Trudeau says truck drivers’ protest against vaccines ‘must stop’

Canadian Prime Minister Justin Trudeau called on Monday for an end to a protest of hundreds of pedestrians against Covid-19 restrictions that have paralyzed the capital, and the mayor of Ottawa called on federal authorities to provide support.

“It has to stop,” Trudeau said during an emergency House of Commons debate on his return to Parliament after a week-long impeachment for testing positive for Covid-19.

“This pandemic has exhausted all Canadians,” said the prime minister, visibly frustrated by the protests that brought Ottawa to a standstill for more than a week.

“But Canadians know the way to get past it is to keep listening to the science, and to keep relying on each other,” he added.

He pledged to support the federal government “with whatever resources the county and city need,” without making clear what actions might be planned.

Ottawa Mayor Jim Watson earlier urged the federal government to send 1,800 additional police officers and appoint a mediator to work with protesters to “end this blockade” that has angered local residents over the continued release of diesel fumes.

On Sunday, Watson declared a state of emergency in the capital, declaring that the protests were “out of control”.

“They don’t know what to do with us,” said farmer and truck driver John Lambert, 59, who was taking part in the protest.

“All they have to do is come back to their senses. It’s up to them to solve it.”

Police action The “Freedom Caravan” demonstrations began on January 9 in western Canada with protests by pedestrians angry about vaccine requirements when crossing the US-Canada border.

They have since morphed into broader protests against Covid-19 health restrictions and Trudeau’s government.
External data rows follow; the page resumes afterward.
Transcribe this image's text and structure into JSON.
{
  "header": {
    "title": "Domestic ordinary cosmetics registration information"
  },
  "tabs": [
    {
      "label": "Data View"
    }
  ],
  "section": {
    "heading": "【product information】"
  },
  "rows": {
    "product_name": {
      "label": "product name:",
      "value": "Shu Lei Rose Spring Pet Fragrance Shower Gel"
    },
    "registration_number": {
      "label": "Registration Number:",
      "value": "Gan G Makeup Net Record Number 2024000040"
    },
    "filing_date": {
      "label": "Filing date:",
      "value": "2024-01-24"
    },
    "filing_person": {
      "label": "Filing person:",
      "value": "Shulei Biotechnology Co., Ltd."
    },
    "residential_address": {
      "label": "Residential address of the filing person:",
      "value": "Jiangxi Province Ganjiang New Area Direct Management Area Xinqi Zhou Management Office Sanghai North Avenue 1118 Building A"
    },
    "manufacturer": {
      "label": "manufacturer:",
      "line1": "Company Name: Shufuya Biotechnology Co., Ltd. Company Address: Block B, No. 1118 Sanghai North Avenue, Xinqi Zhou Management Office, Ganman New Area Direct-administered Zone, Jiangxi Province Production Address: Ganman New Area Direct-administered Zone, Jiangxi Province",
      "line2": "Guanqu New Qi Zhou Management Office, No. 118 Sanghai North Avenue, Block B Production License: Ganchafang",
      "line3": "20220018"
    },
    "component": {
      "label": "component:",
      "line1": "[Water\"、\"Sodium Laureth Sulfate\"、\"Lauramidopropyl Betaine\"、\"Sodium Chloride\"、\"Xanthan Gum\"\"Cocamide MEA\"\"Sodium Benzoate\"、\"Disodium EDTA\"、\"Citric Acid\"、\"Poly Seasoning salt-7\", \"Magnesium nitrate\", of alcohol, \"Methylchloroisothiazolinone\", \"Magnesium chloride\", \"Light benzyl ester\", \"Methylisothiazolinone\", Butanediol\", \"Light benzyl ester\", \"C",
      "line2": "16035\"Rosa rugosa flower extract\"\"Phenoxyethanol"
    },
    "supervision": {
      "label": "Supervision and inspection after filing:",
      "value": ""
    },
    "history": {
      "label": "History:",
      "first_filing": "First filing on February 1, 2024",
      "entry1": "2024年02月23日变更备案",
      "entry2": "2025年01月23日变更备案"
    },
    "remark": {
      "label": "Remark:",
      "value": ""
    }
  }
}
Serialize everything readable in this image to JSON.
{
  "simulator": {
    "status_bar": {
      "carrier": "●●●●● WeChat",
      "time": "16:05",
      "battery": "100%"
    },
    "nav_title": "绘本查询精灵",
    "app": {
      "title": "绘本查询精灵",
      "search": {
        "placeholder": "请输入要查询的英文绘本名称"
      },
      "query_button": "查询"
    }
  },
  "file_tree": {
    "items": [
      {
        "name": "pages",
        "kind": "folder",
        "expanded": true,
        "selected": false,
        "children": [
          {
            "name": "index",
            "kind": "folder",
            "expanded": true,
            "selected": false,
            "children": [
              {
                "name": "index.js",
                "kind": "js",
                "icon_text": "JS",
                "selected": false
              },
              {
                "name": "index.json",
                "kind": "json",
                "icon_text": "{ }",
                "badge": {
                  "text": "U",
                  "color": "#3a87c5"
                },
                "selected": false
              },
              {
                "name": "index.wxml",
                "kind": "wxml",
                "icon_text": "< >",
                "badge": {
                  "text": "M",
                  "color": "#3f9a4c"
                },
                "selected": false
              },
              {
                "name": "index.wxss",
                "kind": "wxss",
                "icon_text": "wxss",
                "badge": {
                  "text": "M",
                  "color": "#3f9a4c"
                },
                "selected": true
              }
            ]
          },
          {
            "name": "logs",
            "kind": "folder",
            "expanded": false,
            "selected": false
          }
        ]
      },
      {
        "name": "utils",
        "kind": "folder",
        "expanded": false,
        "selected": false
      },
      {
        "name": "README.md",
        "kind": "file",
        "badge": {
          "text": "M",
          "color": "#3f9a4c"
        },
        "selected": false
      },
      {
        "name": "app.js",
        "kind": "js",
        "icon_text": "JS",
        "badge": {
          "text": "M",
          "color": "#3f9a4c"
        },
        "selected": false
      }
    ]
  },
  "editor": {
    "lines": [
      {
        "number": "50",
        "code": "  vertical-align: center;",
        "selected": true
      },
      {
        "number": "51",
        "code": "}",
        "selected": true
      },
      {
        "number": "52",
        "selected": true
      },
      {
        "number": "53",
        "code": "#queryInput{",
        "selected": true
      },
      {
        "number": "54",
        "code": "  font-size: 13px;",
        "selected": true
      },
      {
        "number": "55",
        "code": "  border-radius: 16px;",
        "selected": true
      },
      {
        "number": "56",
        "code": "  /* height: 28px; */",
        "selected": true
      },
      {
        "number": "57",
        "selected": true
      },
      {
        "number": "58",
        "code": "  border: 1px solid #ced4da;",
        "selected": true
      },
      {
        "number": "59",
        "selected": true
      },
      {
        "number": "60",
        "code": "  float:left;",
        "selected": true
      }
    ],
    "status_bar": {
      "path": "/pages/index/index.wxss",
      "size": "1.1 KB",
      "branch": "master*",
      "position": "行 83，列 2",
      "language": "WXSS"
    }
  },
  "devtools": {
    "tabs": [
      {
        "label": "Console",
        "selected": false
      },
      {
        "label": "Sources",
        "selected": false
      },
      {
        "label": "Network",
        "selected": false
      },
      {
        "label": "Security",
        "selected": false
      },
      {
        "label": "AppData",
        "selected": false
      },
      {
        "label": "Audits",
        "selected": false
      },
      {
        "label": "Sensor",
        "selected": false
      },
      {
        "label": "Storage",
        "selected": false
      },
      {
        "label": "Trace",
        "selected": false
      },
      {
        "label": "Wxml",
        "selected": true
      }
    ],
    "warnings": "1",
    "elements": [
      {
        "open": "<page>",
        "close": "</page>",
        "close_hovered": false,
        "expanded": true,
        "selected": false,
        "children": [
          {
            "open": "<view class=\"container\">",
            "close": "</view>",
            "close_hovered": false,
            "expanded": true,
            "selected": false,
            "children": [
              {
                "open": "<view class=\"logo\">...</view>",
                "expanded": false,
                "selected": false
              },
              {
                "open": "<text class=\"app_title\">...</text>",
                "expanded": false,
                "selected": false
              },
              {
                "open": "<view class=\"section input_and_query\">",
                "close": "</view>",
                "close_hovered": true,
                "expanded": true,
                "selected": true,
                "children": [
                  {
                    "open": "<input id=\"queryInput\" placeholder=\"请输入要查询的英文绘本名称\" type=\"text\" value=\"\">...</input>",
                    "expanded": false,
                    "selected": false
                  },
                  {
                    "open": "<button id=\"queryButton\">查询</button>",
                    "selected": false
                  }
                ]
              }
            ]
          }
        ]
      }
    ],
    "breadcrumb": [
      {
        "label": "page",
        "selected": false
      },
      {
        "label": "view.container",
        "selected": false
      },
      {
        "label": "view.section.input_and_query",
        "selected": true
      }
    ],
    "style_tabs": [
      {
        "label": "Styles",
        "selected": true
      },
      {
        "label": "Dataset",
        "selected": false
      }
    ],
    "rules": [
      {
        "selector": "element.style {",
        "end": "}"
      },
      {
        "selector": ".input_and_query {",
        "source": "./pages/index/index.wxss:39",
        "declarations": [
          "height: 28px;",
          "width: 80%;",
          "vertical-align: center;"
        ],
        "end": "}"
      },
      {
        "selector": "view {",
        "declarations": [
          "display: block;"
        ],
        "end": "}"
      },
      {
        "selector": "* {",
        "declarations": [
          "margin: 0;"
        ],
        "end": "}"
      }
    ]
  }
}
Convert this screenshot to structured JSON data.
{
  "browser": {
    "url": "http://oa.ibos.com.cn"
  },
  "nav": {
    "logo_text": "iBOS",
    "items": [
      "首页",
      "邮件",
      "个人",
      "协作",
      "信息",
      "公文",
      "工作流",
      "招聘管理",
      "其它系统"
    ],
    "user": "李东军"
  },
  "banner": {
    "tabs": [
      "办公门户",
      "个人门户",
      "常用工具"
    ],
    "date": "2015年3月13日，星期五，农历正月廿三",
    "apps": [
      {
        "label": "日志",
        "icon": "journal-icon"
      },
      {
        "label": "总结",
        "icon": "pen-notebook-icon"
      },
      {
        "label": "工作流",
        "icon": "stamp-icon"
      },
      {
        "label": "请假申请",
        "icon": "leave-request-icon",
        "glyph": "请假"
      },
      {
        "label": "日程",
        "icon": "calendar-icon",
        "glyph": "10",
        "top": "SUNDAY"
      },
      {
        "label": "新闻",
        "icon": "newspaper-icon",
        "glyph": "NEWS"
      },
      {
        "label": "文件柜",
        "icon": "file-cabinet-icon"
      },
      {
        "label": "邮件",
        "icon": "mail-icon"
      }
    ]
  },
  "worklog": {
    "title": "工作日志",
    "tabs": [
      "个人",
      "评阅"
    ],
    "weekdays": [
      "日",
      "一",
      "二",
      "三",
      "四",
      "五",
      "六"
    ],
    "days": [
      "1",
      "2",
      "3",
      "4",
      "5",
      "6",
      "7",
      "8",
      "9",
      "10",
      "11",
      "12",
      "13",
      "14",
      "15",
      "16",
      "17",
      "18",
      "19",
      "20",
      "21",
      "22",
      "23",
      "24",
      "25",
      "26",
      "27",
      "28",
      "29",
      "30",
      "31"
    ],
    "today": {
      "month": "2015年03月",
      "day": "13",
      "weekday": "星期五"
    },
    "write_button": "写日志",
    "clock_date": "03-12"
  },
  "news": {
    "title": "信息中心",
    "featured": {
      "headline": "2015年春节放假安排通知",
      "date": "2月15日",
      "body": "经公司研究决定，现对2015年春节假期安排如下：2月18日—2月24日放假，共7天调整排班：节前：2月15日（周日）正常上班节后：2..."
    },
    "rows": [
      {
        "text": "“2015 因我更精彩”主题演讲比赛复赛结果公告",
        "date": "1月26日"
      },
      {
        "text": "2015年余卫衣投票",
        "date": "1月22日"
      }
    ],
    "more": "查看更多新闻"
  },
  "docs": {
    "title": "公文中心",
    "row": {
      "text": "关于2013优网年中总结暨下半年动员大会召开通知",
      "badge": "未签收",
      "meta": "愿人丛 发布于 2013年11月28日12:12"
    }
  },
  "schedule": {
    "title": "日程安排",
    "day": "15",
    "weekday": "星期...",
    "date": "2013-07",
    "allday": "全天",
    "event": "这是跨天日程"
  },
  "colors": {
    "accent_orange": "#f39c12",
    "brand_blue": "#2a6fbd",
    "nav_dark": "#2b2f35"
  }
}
The protest organization, Tamara Lesch, said activists were ready to reach out to the government to find a way out of the crisis, but insisted that restrictions imposed on the outbreak of the epidemic be eased.

“What we are trying to do now is reach out to all the federal parties so that we can arrange our seating,” Leech said during a meeting broadcast on YouTube.

With the capital’s center closed and businesses forced to close, police have come under fire for the protracted crisis.

To increase pressure on protesters, Ottawa police on Sunday announced new measures to tame demonstrations by preventing people from bringing fuel and other supplies to rallies.

“Anyone trying to bring support materials (gas, etc.) to the protesters may be arrested,” police said on Twitter.

Since then, officers have arrested several people, confiscated several vehicles and issued hundreds of traffic tickets.

Demonstrators were raising money to continue the protests, but were cut off by fundraising site GoFundMe, which said they violated its policy against content that “promotes pro-violent behavior”.

Organizers quickly launched a fundraiser on Christian crowdfunding site GiveSendGo that has raised more than $5 million as of Monday night.

Trudeau last week ruled out deploying the military to disperse the protesters “for the time being,” saying that “very, very high caution should be taken before the military is deployed to anti-Canadian positions.”

“Trudeau has nothing to gain from speaking to the protesters,” Genevieve Teller, a professor of political science at the University of Ottawa, told AFP.

But another political analyst, Frederic Boyle of the University of Alberta, said the protests could escalate into a full-blown political crisis.

“Justin Trudeau reacted badly at first,” Boyle said. “He reacted very forcefully and surprisingly at the beginning of the protests when he tried to portray it as a far-right protest.”

Boyle added that Trudeau “added fuel to the fire” by turning vaccination into a political issue, particularly during last summer’s election campaign.

But the opposition also finds itself in a political stalemate.

The Conservatives, who will soon vote to elect their new leader, are themselves divided on the issue of the protests.

“They fear that the far right will tempt some of their supporters, but this is a risky bet,” said political analyst Daniel Byland.

While only about 10 percent of Canadian adults remain unvaccinated, as many as 32 percent of the population support anti-mandatory protests, according to a recent survey.

Public Safety Minister Marco Mendicino voiced support for vaccines and criticized the protests, saying: “We cannot allow an angry public to reverse a course that continues to save lives in this final phase of the pandemic.”

“This should not set a precedent for how policy is made in Canada.”